At long last, we finally get to the CRL. So what is this magical thing called the CRL? Figure 7.6 shows an example of a CRL, or certificate revocation list. When a certificate is issued to an end user or systems, it is expected to be in use for the period that it is valid. So far, so good. Following, however, are circumstances in which you may want to revoke that certificate:
An employee quits. If an employee leaves your organization, you will want to invalidate the certificates he or she has been using. The CRL will accomplish this step.
You suspect that the certificate has been compromised. This is actually an old problem, notably with passwords: "Here, use my password while I am gone. It's okay but don't tell anyone." In many browsers, you can export a certificate and import it into another browser. Next thing you know, someone has submitted a purchase order for a billion dollars in chewing tobacco. In this example, you place the old certificate into the CRL and issue a new one.

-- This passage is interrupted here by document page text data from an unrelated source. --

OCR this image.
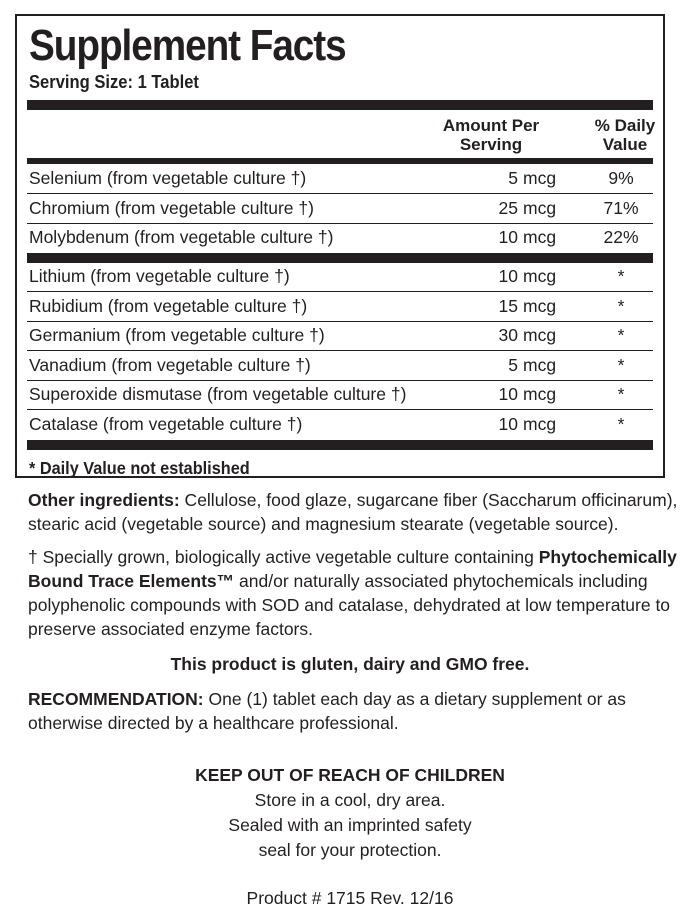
Supplement Facts
Serving Size: 1 Tablet
Amount Per
Serving
% Daily
Value
Selenium (from vegetable culture †)	5 mcg	9%
Chromium (from vegetable culture †)	25 mcg	71%
Molybdenum (from vegetable culture †)	10 mcg	22%
Lithium (from vegetable culture †)	10 mcg	*
Rubidium (from vegetable culture †)	15 mcg	*
Germanium (from vegetable culture †)	30 mcg	*
Vanadium (from vegetable culture †)	5 mcg	*
Superoxide dismutase (from vegetable culture †)	10 mcg	*
Catalase (from vegetable culture †)	10 mcg	*
* Daily Value not established
Other ingredients: Cellulose, food glaze, sugarcane fiber (Saccharum officinarum), stearic acid (vegetable source) and magnesium stearate (vegetable source).
† Specially grown, biologically active vegetable culture containing Phytochemically Bound Trace Elements™ and/or naturally associated phytochemicals including polyphenolic compounds with SOD and catalase, dehydrated at low temperature to preserve associated enzyme factors.
This product is gluten, dairy and GMO free.
RECOMMENDATION: One (1) tablet each day as a dietary supplement or as otherwise directed by a healthcare professional.
KEEP OUT OF REACH OF CHILDREN
Store in a cool, dry area.
Sealed with an imprinted safety
seal for your protection.
Product # 1715 Rev. 12/16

A person changes his or her name. In this case, the old certificate is placed into the CRL and a new one is issued. There are some PKI systems that accommodate for new names without issuing a new certificate (such as Lotus Notes).
Overall, the CRL is a list of revoked certificates that is signed by a CA. One of the biggest issues with a CRL is the time difference between when a certificate has been identified as required to be in the CRL and when it actually gets put into the CRL. PKIs have actually been around for several years, and, as a result, many bad habits have been noticed by most organizations, such as:
Days or even weeks pass before a certificate is placed into the CRL (in some implementations, this is also known as the termination list).
The certificate is not put into the CRL at all.
A CRL does not exist!
Make sure you put processes in place to manage certificates that need to be removed from your organization. Another concern is the huge size that the CRL can become. In the case of a large enterprise organization, the CA can be expected to certify thousands, or even hundreds of thousands of entities. Over time, the CRL can get really big. In itself, this could be a problem. Some PKI systems have software that can help manage this. Check with your vendor.